I think there should be a celebration for couples who have been together for 20 years.  It could be called a wedidit celebration.  A celebration of not giving up, of staying together through all the huge ups and downs of life, no matter what they are, like recovering from a miscarriage, suffering the death of someone close, the unbelievable miraculous experience of having a baby, sleepless nights after the birth of said baby, sexual inequities, illness, the deep connections of sensual ecstasy, money troubles, sharing the love of a growing family, affairs that break someone's heart, dealing with teachers at parent/teacher conferences, holidays, arguments, snot en trane, belly-laughs, little kindnesses, small cruelties, fulfillment of dreams, slashing of hopes. 

All their friends could put on their most outrageously colourful clothes, and come to the celebration bringing a bottle and a plate of food, a song or a dance or a work of art to give, and the couple could say a few words in public, a declaration of their love, of their independence and their dependence. And afterwards all the friends would clean the house for the wedidit couple, and in the morning they would get into their little car and go on a little trip for a few days, an "aftermoon".

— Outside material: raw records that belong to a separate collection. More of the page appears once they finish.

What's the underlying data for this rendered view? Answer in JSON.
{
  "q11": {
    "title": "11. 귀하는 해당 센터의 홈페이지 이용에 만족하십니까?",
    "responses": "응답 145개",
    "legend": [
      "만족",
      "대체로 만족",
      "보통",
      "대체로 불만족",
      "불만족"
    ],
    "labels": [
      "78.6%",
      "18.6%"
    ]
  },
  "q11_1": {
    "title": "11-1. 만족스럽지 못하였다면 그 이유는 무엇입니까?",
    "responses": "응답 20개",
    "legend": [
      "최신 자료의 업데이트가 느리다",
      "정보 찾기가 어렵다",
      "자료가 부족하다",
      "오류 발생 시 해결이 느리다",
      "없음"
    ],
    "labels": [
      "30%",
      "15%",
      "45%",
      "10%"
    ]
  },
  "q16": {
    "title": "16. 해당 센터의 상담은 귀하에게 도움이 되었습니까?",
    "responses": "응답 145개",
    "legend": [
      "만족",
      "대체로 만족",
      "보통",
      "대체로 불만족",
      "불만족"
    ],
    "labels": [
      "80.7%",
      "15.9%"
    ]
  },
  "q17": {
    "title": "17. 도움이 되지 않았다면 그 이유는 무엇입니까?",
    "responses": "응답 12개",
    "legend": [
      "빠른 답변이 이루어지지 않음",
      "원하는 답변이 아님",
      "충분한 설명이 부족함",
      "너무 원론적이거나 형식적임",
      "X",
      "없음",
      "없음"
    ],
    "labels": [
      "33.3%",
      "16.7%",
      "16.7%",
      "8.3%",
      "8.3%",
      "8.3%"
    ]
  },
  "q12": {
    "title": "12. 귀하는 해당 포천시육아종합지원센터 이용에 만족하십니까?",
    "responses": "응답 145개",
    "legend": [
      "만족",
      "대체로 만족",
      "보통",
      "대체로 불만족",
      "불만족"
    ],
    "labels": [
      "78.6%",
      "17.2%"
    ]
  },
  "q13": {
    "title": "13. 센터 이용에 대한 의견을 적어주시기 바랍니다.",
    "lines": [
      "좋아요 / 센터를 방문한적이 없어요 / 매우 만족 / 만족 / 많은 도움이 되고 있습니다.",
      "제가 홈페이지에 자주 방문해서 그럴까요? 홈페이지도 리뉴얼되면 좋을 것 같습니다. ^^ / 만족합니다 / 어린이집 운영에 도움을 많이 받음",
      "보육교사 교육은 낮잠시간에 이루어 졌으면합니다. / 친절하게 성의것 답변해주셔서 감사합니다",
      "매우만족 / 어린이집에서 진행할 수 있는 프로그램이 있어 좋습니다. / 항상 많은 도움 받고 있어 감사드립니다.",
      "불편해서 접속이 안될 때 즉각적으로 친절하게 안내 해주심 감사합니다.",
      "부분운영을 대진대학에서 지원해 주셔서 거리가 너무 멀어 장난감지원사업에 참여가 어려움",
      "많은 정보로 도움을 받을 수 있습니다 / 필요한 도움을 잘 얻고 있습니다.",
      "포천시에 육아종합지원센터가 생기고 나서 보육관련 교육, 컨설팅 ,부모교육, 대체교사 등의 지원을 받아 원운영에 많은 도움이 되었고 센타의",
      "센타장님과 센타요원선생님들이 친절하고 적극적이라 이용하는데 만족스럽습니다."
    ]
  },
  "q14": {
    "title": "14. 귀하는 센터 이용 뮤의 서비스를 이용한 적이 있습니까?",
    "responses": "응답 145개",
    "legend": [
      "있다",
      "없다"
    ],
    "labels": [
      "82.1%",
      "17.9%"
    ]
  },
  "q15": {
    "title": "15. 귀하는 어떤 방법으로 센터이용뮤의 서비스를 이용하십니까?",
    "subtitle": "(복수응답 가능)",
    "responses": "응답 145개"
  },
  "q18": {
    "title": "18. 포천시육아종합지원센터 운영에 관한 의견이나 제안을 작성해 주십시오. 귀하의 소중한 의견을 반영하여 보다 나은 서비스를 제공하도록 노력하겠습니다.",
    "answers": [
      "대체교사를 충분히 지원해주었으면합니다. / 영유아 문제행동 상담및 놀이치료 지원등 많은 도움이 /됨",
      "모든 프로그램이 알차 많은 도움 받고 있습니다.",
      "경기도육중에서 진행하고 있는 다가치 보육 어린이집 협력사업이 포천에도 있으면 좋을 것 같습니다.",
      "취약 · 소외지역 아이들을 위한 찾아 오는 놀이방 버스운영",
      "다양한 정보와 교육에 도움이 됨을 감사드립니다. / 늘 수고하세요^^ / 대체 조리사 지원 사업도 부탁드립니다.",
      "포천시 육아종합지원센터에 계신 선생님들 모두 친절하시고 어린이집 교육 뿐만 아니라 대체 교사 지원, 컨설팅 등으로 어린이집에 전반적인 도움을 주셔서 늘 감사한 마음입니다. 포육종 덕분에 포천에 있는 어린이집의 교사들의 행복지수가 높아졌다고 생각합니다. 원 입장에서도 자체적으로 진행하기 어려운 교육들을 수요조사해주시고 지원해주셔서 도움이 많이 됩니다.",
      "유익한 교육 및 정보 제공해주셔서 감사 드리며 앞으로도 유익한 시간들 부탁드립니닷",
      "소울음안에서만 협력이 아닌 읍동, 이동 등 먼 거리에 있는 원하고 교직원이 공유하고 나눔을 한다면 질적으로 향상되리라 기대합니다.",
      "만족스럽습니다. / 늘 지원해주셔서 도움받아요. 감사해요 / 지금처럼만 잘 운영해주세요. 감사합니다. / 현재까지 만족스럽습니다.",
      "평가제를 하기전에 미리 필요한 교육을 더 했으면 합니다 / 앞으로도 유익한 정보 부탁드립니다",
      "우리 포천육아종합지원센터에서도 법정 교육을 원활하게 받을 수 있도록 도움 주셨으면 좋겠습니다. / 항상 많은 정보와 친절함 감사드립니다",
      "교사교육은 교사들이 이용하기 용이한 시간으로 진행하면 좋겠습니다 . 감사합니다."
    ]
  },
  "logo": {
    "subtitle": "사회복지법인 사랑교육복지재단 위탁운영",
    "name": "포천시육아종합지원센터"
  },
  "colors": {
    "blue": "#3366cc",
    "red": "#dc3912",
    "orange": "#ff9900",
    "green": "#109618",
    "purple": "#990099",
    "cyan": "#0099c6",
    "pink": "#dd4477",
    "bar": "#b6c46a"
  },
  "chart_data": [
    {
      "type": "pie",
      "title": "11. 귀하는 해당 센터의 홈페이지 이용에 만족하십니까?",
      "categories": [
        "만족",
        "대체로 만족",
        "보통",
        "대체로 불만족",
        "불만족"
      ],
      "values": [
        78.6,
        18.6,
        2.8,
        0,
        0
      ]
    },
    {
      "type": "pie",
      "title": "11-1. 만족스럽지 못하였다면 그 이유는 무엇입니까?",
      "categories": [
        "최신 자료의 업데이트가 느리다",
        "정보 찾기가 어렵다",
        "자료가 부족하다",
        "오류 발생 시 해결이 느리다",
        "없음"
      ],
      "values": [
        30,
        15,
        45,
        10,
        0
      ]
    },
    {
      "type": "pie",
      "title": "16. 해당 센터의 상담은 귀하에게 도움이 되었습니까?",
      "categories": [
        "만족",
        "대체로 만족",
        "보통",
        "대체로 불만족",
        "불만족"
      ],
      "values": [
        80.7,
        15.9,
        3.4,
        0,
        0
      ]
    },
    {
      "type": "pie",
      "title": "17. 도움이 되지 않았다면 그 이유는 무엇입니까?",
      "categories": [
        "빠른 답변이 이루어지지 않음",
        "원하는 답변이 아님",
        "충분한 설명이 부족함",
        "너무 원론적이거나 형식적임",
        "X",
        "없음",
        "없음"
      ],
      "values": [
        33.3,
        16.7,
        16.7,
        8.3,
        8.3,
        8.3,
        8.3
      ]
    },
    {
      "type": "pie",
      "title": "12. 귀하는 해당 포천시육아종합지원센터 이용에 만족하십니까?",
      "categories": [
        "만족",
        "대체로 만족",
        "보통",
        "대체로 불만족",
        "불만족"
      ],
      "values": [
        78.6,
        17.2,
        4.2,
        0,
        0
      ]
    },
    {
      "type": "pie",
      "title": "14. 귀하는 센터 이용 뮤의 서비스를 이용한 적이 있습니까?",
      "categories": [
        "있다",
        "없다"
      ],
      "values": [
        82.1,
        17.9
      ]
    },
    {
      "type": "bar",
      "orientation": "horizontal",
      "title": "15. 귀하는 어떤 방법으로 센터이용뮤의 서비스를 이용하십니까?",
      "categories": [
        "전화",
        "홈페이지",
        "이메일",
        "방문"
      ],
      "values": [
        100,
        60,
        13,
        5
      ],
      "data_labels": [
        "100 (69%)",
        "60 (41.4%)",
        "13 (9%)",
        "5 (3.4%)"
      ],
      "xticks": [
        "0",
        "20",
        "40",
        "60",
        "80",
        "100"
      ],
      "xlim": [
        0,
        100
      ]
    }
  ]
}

Thinking that the spring was actually here, I took out the erythrina last weekend, and was going to take all the large trees out but got tired halfway through.  So my poor erythrina, which is now about 10 feet high, grown from a lucky bean I found in a bottle which came with our furniture all those years ago, has given up its ambitious verdant new-leafed appearance after the snow which fell overnight on Tuesday!
Lucky beans, which have blood-clotting properties.

I came out to find the poor plant, not only covered in snow, but also flat on the ground across the path, having been blown over by the frigid wind.  So I picked it up as tenderly as I could, with frozen hands, getting jabbed by the hooked prickles which grow on the trunk of the tree.  Ungratefully, it proceeded to shower me with all the snow collected in its still fluttering leaves!  Most of which went straight down the back of my unsuspecting neck and did not put me in a good frame of mind for the long day ahead of me.

Hooked thorns on the trunk of the erythrina lysistemon
But all is forgiven, because this is one of my babies, a little part of South Africa which has grown in a foreign country just as my boys did, into a tall young beautiful presence, with thorns to fend off evil and soft spots of gentleness. 

The little boys in South Africa with their friends Alex and Phillie!